Hacker News new | ask | show | jobs
by bch 1339 days ago
> A cache miss and going to RAM is usually fast enough that we as software engineers don't care about it, and in fact our programming language of choice may not even give us a way of telling the difference between a piece of data coming from a CPU register or L1 cache vs going to RAM, but that doesn't mean the blocking isn't happening.

Yes, this is the line being discussed, and I guess (historically) I’ve just considered “a cost” without dragging “blocking” into the equation. We know that not accessing memory is cheaper than accessing it, and we can tune (pack our structs, mind thrashing the cache), but calling that blocking is still new to me. I’ll have to consider what it means. And also, does it imply the existence of non-blocking memory (I don’t think DMA is typically in a developers toolkit, but…)?

2 comments

> And also, does it imply the existence of non-blocking memory

Prefetching instructions, to tell the processor to load before you use it!

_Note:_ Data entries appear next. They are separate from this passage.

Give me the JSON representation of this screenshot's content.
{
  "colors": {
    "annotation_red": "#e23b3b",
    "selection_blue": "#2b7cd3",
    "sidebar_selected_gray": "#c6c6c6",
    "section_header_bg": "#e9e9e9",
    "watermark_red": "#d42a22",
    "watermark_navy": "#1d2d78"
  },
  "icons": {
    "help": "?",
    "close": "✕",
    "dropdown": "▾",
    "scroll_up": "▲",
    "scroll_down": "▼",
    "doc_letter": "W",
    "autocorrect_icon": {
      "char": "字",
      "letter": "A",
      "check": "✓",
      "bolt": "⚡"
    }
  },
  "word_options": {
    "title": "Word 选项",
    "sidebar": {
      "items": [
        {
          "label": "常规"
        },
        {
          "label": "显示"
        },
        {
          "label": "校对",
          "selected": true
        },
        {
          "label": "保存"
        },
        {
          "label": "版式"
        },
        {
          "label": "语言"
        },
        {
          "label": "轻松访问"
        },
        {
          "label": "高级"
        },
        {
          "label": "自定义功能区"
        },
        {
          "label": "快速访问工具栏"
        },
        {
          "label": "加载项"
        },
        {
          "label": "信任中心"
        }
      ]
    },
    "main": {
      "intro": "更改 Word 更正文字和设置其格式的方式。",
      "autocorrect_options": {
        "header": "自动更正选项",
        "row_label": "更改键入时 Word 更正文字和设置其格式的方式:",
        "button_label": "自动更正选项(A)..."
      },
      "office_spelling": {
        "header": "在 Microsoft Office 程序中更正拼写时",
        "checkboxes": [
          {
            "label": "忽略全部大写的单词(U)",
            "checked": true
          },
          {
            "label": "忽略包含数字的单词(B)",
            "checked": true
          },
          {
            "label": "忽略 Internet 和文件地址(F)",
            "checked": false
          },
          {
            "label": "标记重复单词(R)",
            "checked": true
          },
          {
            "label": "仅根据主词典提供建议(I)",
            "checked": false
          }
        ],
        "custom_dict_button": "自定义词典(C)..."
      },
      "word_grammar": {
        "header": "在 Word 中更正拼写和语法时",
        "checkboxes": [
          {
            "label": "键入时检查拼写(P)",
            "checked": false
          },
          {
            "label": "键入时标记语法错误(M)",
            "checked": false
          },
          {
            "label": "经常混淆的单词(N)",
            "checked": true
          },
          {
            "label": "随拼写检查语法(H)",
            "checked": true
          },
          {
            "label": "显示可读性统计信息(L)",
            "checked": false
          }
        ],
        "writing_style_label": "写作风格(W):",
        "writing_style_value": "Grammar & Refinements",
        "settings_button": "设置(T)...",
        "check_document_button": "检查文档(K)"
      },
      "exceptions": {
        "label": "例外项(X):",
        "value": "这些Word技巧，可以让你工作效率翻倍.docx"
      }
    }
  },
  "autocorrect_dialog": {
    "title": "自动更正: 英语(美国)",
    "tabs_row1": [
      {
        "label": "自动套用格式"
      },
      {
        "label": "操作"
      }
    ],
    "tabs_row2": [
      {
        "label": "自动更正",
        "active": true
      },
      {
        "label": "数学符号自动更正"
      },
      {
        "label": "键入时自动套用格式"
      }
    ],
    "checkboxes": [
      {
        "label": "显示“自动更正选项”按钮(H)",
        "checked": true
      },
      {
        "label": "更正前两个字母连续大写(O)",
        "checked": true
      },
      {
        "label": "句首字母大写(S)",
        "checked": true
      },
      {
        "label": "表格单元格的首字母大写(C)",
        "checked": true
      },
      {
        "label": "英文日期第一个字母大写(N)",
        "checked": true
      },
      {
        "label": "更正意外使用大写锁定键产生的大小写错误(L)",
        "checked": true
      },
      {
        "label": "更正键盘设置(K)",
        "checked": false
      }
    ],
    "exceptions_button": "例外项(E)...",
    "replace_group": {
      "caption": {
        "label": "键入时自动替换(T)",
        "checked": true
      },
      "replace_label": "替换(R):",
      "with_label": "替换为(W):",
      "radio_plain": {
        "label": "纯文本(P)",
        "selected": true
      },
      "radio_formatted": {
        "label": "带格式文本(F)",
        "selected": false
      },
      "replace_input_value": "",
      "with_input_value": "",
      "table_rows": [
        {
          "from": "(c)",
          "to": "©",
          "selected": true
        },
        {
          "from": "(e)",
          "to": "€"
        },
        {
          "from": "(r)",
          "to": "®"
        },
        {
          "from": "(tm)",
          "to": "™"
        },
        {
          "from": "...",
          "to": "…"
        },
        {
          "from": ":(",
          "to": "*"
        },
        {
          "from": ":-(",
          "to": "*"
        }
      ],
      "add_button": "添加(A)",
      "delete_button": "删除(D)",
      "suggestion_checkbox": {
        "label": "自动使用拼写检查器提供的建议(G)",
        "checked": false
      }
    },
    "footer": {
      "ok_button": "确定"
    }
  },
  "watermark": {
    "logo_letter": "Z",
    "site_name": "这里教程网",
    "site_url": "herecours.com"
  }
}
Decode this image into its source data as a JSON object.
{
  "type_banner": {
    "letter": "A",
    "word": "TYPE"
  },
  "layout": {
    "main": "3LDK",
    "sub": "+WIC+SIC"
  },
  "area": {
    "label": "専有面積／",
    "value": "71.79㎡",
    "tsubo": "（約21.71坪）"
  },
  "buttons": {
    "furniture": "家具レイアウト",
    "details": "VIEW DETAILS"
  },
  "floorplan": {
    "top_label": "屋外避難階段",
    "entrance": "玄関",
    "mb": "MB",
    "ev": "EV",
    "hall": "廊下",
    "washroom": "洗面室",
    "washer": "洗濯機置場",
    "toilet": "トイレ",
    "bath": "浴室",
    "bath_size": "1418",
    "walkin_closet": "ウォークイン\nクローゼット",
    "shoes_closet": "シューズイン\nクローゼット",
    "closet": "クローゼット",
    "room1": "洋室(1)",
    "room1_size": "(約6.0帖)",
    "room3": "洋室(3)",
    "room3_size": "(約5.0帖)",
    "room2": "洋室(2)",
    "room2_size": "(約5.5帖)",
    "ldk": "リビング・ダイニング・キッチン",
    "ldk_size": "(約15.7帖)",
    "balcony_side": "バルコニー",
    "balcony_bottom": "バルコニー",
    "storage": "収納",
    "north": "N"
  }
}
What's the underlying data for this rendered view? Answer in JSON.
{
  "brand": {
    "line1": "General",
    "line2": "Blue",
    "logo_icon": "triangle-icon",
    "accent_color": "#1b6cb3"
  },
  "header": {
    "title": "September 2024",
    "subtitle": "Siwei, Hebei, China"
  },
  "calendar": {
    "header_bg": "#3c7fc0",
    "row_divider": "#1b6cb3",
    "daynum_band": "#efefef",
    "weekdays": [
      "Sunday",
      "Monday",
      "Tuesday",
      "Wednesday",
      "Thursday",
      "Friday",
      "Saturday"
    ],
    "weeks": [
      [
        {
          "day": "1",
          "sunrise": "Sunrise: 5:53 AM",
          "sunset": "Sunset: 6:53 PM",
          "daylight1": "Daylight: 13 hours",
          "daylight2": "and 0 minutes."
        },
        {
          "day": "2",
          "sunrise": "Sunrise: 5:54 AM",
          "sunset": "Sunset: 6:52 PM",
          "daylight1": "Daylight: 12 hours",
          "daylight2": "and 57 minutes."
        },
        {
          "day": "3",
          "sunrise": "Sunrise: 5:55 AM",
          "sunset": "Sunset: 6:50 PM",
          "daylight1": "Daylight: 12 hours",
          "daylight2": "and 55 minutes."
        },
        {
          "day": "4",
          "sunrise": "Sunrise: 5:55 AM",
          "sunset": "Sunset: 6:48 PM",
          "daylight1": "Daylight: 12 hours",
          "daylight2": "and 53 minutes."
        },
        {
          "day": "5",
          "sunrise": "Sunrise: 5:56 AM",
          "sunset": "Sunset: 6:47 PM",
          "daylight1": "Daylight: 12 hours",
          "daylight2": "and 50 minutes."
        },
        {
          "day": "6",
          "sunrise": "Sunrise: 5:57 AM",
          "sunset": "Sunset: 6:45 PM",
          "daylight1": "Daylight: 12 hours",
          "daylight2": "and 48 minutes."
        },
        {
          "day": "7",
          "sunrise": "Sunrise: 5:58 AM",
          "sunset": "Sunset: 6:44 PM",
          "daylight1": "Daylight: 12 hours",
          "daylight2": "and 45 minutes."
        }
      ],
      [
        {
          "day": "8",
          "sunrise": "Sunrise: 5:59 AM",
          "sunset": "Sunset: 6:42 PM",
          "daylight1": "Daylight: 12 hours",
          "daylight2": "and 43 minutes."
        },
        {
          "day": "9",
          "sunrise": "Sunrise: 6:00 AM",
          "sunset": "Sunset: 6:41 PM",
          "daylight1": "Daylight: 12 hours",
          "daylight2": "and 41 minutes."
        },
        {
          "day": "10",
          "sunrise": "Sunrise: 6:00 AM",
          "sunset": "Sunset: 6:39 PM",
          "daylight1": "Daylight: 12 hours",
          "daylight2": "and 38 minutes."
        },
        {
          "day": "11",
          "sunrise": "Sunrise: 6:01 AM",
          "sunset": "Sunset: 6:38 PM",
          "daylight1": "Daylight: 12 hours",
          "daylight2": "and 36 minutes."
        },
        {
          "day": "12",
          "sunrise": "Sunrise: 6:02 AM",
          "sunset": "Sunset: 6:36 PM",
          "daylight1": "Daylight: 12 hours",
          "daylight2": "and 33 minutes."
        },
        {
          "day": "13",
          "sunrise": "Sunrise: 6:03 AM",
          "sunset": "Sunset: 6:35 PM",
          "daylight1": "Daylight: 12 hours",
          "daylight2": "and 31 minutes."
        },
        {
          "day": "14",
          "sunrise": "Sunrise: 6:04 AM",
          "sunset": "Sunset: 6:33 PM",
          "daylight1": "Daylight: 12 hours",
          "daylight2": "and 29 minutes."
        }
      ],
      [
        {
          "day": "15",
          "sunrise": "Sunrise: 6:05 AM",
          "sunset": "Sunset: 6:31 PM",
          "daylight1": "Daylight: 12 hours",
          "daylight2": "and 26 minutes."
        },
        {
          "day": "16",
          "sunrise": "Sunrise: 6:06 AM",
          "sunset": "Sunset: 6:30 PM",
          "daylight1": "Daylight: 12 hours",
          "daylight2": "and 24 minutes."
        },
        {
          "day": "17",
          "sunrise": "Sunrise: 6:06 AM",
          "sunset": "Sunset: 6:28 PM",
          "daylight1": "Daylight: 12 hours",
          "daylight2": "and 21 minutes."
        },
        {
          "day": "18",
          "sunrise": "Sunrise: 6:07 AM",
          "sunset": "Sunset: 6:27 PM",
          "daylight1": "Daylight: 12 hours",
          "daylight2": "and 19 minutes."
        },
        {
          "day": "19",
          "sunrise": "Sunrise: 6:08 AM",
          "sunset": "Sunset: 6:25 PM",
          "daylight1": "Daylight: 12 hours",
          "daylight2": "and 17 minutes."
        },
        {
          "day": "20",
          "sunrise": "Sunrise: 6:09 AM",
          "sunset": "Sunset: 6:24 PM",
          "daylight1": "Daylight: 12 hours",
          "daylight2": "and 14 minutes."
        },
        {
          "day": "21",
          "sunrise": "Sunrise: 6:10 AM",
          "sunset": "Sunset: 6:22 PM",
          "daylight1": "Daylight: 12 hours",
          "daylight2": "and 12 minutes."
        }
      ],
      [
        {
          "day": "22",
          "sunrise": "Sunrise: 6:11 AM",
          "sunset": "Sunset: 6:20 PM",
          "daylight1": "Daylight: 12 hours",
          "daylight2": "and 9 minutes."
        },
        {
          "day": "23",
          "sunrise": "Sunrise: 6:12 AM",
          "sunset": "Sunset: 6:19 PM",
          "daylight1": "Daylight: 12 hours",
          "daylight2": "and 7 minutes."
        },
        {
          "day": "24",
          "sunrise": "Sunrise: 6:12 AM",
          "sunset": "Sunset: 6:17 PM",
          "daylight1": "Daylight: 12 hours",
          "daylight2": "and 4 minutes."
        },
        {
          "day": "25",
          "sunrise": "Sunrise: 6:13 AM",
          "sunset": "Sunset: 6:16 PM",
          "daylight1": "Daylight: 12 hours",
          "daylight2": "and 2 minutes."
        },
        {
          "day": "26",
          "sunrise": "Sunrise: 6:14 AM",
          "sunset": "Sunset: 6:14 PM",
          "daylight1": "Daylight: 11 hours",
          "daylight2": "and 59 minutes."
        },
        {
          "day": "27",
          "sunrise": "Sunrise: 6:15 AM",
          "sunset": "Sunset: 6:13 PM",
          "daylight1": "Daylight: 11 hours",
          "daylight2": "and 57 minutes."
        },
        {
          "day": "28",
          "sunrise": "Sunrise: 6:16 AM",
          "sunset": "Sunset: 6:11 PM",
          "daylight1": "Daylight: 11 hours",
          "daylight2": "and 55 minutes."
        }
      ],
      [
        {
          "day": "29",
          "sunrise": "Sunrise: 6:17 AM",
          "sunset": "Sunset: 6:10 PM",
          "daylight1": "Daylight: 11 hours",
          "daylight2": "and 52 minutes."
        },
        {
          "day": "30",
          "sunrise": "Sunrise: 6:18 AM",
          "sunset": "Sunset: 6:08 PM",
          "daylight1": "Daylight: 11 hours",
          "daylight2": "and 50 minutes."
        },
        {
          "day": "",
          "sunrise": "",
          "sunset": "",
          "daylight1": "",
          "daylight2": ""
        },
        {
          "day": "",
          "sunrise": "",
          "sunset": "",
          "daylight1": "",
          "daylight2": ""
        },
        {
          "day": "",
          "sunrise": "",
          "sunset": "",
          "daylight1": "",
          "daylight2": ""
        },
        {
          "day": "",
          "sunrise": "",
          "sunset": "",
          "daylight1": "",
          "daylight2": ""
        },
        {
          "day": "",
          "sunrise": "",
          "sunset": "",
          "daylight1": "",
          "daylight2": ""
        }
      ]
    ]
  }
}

The first google hit [0] even calls it non-blocking memory access!

In [1] you can see some of the available prefetching instructions, and in [2] some analysis on how they deal with TLB misses (another extremely expensive way memory access can be blocking short of a page fault).

Another thing not mentioned above is that accessing a page of newly allocated memory often causes a page fault, since allocation is often delayed until use of each page, for overcommitting behavior - same for writing to memory that is copy-on-write from a fork!

[0] https://www.sciencedirect.com/topics/computer-science/prefet....

[1] https://docs.oracle.com/cd/E36784_01/html/E36859/epmpw.html

[2] https://stackoverflow.com/a/52377359/435796

> And also, does it imply the existence of non-blocking memory

Yes actually! If you know your going to need a block of memory before you actually need it, you can put in a request to the memory controller before you need it, then proceed to do some other work and check back in when your ready for the data or when the memory controller signals you it's done. It's just that this kind of thing is usually the scope of compiler optimizations or hyper optimized software like Varnish cache rather than something your average web developer thinks about. It's again conceptually the same as an async network request, but you bother with one while considering the other just "a cost" because of the different timescales.

Is that the same thing as a prefetch?
Yep!